Morphological and Mechanical Study of Gelatin/Hydroxyapatite Composite based Scaffolds for Bone Tissue Regeneration

Abstract

Gelatin-Hydroxyapatite (GHA) composite has been synthesized as a scaffold in bone tissue engineering. The purpose of this study was to find the optimal composition of the GHA scaffold composite which has the best mechanical properties. The independent variable in this study was the composition of HAp. Hydroxyapatite was synthesized by precipitation method from Ca(OH)2 and (NH4)2HPO4 as raw materials. Scaffold from GHA Composite was made by freeze-drying technique with freezing time for 8 hours at -80º C and drying with lyophilizer. The results were characterized using XRD, optical microscopy and tested for compressive strength. The results of the XRD showed that there was no change in a compound or the formation of new bonds on the GHA scaffold when it became a composite which was indicated by the absence of new peaks. It is also known that the peaks decrease in intensity as the amount of polymer in the composite increases.
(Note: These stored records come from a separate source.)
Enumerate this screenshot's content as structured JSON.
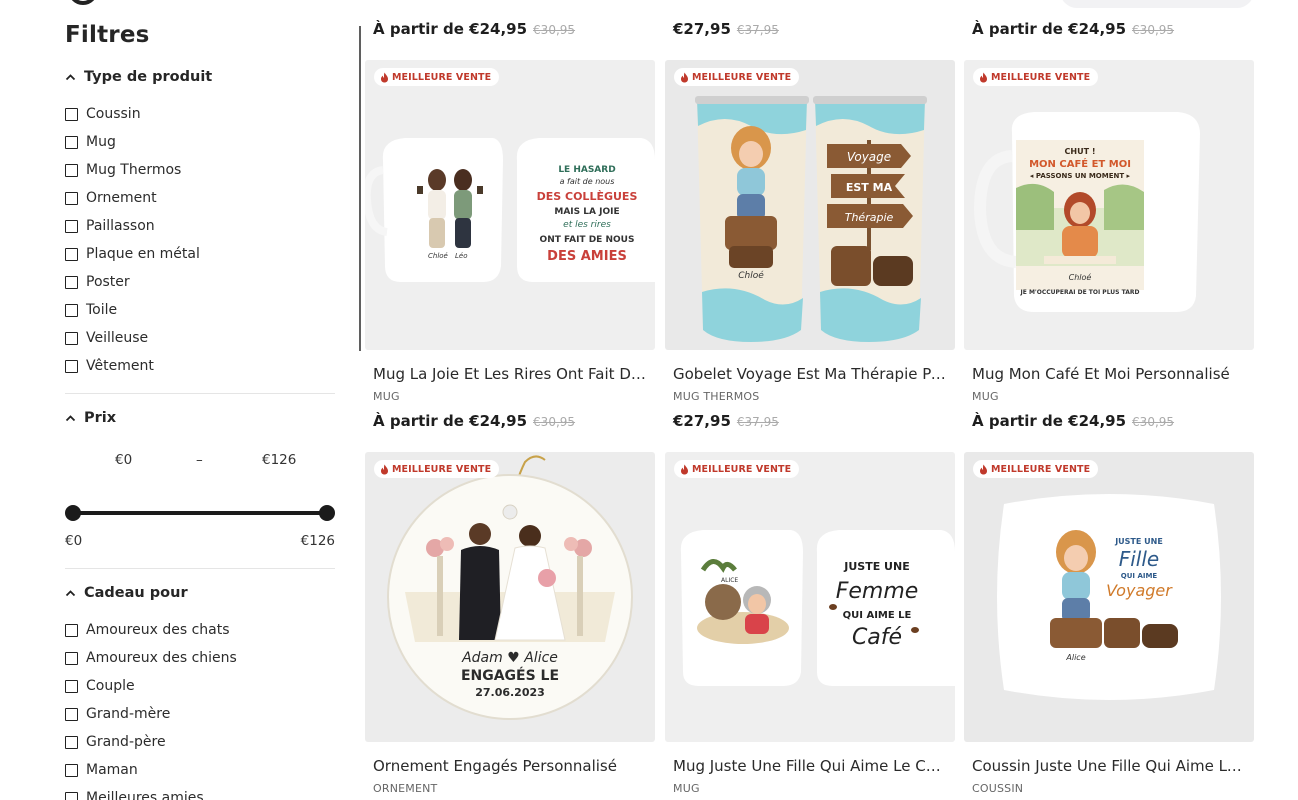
{
  "sidebar": {
    "title": "Filtres",
    "product_type": {
      "heading": "Type de produit",
      "options": [
        "Coussin",
        "Mug",
        "Mug Thermos",
        "Ornement",
        "Paillasson",
        "Plaque en métal",
        "Poster",
        "Toile",
        "Veilleuse",
        "Vêtement"
      ]
    },
    "price": {
      "heading": "Prix",
      "min_input": "€0",
      "separator": "–",
      "max_input": "€126",
      "range_min_label": "€0",
      "range_max_label": "€126"
    },
    "gift_for": {
      "heading": "Cadeau pour",
      "options": [
        "Amoureux des chats",
        "Amoureux des chiens",
        "Couple",
        "Grand-mère",
        "Grand-père",
        "Maman",
        "Meilleures amies"
      ]
    }
  },
  "top_row": [
    {
      "price": "À partir de €24,95",
      "old_price": "€30,95"
    },
    {
      "price": "€27,95",
      "old_price": "€37,95"
    },
    {
      "price": "À partir de €24,95",
      "old_price": "€30,95"
    }
  ],
  "products": [
    {
      "badge": "MEILLEURE VENTE",
      "title": "Mug La Joie Et Les Rires Ont Fait De Nous Des Amies",
      "category": "MUG",
      "price": "À partir de €24,95",
      "old_price": "€30,95",
      "image_text": [
        "Chloé",
        "Léo",
        "LE HASARD",
        "a fait de nous",
        "DES COLLÈGUES",
        "MAIS LA JOIE",
        "et les rires",
        "ONT FAIT DE NOUS",
        "DES AMIES"
      ]
    },
    {
      "badge": "MEILLEURE VENTE",
      "title": "Gobelet Voyage Est Ma Thérapie Personnalisé",
      "category": "MUG THERMOS",
      "price": "€27,95",
      "old_price": "€37,95",
      "image_text": [
        "Chloé",
        "Voyage",
        "EST MA",
        "Thérapie"
      ]
    },
    {
      "badge": "MEILLEURE VENTE",
      "title": "Mug Mon Café Et Moi Personnalisé",
      "category": "MUG",
      "price": "À partir de €24,95",
      "old_price": "€30,95",
      "image_text": [
        "CHUT !",
        "MON CAFÉ ET MOI",
        "◂ PASSONS UN MOMENT ▸",
        "Chloé",
        "JE M'OCCUPERAI DE TOI PLUS TARD"
      ]
    },
    {
      "badge": "MEILLEURE VENTE",
      "title": "Ornement Engagés Personnalisé",
      "category": "ORNEMENT",
      "price": "",
      "old_price": "",
      "image_text": [
        "Adam ♥ Alice",
        "ENGAGÉS LE",
        "27.06.2023"
      ]
    },
    {
      "badge": "MEILLEURE VENTE",
      "title": "Mug Juste Une Fille Qui Aime Le Café Personnalisé",
      "category": "MUG",
      "price": "",
      "old_price": "",
      "image_text": [
        "ALICE",
        "JUSTE UNE",
        "Femme",
        "QUI AIME LE",
        "Café"
      ]
    },
    {
      "badge": "MEILLEURE VENTE",
      "title": "Coussin Juste Une Fille Qui Aime Le Voyage Personnalisé",
      "category": "COUSSIN",
      "price": "",
      "old_price": "",
      "image_text": [
        "JUSTE UNE",
        "Fille",
        "QUI AIME",
        "Voyager",
        "Alice"
      ]
    }
  ],
  "colors": {
    "badge_text": "#c0392b",
    "text": "#1e1e1e",
    "strike": "#aaaaaa",
    "slider": "#1b1b1b"
  },
  "icons": [
    "logo-icon",
    "chevron-up-icon",
    "flame-icon",
    "checkbox-icon"
  ]
}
The highest degree of crystallinity was found in the 1:3 GHA sample because it had the highest concentration of HAp. The results of observations with an optical microscope showed that the most homogeneous pore surface morphology was GHA 1:2 with an average pore size of 225.12 ± 16.57 μm. From the results of the compressive strength test, the best value for the 1:2 GHA scaffold was 18.1 ± 0.61 MPa. The values obtained by this scaffold are following the minimum requirements for canceled scaffold so that it can be used as a scaffold candidate in bone tissue engineering.